Infundir EV em BIC em 12 horas, a 50 mL/hora ou 17 gotas/minuto (gotas/minuto = mL/hora / 3)

Observações

  • A etapa de manutenção só deve ser iniciada se o paciente estiver hidratado e com diurese adequada.

  • Reposição ou reparação durante a etapa de manutenção: Ao longo da etapa de manutenção, o paciente pode, eventualmente, voltar a apresentar sinais de desidratação em situações de intensificação de perdas hídricas ou surgimento de novas perdas. Nesse caso é necessário fazer a reposição dessas perdas adicionais que ocorreram paralelamente à HV de manutenção. Uma estratégia que pode ser adotada é interromper temporariamente a HV de manutenção e retornar à etapa de expansão (esta deverá ser repetida até que o paciente esteja com seu estado de hidratação restaurado). Após isso, a HV de manutenção é retomada. Outra estratégia é fazer uma estimativa de perdas futuras (estimar um percentual adicional às NHD) e acrescentar preventivamente esse volume à etapa de manutenção (por exemplo: pode se estimar que a criança irá perder nas próximas 24 horas, cerca de 20% a mais que suas NHD e prescrever a HV de manutenção com 120 % das necessidades hídricas diárias). Mas, seja qual for a estratégia adotada, o monitoramento clínico-laboratorial e o balanço hídrico do paciente deverão ser feitos rigorosamente.

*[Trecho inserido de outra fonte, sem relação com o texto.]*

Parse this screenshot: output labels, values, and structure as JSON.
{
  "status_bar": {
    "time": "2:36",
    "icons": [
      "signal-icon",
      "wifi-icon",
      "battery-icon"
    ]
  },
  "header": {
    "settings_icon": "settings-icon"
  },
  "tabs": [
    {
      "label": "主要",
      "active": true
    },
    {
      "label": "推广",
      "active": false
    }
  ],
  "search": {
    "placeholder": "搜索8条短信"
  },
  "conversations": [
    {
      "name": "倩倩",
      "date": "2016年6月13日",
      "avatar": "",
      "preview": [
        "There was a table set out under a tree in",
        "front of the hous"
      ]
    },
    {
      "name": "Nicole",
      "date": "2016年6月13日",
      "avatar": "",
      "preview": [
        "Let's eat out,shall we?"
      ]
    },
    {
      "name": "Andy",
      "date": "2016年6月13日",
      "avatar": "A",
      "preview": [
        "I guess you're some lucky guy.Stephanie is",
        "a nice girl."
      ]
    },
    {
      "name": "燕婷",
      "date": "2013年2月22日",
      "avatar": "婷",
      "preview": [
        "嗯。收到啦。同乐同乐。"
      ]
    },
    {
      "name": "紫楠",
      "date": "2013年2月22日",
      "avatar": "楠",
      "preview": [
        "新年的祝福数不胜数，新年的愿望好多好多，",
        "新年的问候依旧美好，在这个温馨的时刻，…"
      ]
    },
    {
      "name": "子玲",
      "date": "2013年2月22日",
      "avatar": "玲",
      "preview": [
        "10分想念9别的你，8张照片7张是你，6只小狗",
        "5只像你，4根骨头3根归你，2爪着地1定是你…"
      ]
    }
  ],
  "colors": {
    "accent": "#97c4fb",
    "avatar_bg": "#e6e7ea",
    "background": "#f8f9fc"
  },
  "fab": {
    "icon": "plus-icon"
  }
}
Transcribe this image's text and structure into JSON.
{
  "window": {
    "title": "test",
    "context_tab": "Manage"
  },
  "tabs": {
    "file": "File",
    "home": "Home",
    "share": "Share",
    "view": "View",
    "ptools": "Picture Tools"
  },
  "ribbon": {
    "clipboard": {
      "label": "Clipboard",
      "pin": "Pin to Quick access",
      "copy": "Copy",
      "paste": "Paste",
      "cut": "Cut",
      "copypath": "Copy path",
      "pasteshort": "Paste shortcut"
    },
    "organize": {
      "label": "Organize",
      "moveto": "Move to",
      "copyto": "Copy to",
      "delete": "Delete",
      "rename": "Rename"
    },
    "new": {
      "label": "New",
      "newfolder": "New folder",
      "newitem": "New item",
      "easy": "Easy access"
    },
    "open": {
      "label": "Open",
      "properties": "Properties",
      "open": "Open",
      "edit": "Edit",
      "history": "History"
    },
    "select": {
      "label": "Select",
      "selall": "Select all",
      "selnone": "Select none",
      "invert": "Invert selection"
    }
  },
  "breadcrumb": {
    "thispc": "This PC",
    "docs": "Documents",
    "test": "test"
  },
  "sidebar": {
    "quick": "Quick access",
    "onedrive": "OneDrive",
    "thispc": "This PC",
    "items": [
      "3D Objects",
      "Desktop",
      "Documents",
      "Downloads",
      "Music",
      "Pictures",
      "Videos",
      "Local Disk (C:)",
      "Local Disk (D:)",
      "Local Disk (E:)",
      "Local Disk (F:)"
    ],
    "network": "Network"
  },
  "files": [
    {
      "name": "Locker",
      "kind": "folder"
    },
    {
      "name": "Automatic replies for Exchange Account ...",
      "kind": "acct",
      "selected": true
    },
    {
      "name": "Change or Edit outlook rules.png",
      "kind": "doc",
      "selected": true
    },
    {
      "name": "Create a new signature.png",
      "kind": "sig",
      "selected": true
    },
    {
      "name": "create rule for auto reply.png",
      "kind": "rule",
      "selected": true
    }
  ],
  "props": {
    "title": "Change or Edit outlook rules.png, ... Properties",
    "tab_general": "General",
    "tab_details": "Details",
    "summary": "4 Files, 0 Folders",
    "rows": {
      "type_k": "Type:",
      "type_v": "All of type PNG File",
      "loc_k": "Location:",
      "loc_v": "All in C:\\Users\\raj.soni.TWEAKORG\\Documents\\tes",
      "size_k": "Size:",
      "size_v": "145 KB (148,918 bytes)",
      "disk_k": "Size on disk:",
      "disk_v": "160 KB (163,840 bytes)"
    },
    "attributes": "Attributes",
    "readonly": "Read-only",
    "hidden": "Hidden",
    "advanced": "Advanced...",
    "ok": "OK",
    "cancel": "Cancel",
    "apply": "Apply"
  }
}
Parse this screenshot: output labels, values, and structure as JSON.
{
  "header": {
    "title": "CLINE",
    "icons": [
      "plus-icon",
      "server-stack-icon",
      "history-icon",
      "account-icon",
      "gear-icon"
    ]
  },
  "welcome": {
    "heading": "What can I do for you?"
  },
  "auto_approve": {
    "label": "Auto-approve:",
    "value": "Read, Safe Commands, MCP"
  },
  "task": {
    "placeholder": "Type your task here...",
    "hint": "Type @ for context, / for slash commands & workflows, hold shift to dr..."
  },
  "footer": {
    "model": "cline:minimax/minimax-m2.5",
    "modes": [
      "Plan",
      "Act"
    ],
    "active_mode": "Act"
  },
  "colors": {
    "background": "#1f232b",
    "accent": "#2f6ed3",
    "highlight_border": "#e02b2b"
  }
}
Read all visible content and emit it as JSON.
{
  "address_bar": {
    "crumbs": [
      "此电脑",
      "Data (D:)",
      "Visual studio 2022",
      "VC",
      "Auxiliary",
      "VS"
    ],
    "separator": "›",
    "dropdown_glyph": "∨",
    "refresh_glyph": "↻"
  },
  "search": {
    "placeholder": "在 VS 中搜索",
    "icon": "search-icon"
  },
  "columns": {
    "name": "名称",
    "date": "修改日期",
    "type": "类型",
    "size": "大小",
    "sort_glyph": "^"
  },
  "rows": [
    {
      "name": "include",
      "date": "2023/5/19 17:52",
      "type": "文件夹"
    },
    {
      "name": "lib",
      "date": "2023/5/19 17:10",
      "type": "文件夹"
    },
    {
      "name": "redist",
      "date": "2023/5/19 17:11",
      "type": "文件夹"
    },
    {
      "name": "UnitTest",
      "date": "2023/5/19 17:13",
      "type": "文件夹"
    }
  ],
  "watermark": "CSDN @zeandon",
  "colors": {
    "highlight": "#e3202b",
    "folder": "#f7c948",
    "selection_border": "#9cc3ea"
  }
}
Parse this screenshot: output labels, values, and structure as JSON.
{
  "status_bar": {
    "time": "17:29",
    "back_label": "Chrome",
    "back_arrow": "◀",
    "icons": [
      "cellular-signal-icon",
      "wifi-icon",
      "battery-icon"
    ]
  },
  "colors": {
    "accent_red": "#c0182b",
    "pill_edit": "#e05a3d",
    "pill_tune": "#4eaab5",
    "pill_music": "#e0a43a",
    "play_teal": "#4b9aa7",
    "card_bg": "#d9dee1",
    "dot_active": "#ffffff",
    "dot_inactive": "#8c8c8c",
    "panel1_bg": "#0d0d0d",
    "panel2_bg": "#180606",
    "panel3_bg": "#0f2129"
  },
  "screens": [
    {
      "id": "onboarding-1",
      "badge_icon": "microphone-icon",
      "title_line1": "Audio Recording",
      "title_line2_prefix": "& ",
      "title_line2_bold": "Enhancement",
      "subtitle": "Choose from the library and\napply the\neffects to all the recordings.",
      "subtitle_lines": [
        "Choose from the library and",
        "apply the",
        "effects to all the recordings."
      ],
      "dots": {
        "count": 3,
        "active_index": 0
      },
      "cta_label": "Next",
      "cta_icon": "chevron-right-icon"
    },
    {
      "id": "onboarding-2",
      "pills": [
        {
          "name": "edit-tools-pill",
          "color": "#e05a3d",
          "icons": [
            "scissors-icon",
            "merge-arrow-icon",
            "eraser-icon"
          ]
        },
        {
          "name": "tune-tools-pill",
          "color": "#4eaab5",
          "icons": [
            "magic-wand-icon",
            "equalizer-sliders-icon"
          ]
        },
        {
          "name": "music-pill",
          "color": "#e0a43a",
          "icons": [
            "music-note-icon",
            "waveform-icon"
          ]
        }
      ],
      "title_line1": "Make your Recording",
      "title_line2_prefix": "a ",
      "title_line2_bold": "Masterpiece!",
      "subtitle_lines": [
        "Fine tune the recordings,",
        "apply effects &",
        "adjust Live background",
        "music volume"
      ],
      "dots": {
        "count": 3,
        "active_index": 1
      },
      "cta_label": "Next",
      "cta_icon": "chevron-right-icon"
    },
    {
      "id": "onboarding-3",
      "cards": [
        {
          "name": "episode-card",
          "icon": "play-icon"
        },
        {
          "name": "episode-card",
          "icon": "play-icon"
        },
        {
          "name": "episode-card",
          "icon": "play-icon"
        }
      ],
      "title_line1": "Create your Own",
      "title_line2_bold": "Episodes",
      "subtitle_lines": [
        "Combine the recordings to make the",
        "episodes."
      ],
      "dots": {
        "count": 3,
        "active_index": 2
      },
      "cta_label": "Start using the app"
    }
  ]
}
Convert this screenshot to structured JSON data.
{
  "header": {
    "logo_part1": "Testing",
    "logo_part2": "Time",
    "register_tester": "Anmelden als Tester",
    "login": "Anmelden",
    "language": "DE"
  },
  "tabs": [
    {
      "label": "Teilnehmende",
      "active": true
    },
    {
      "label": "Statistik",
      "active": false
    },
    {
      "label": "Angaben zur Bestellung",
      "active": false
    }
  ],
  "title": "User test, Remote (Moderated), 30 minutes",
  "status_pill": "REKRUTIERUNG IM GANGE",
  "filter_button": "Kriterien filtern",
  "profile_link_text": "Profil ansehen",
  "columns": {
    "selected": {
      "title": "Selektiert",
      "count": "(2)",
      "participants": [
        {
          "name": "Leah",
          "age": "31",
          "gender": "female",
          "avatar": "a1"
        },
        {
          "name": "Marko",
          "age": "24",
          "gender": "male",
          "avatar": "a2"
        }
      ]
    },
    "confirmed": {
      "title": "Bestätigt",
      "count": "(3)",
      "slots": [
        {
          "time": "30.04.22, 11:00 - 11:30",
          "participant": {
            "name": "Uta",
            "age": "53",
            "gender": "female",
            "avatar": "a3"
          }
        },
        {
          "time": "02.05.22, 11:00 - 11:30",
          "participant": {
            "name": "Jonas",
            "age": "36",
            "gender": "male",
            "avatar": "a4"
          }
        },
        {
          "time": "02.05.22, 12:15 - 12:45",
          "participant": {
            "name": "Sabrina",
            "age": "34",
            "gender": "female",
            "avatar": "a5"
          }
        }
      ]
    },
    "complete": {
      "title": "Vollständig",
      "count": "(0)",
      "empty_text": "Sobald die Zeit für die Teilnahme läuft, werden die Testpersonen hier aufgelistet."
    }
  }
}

  • À medida que o paciente se recupera e restabelece sua ingesta oral de líquidos e alimentos, a hidratação venosa de manutenção pode ir sendo reduzida progressivamente até que seja suspensa. Essa redução se faz em termos percentuais da necessidade hídrica diária (p.ex.: 80% da NHD... 60% da NHD... e assim sucessivamente, até suspender completamente.

  • A solução isotônica de manutenção só é contraindicada em crianças com hipernatremia (ver hipernatremia) e no período neonatal (pelo maior risco de recém-nascidos desenvolverem hipernatremia).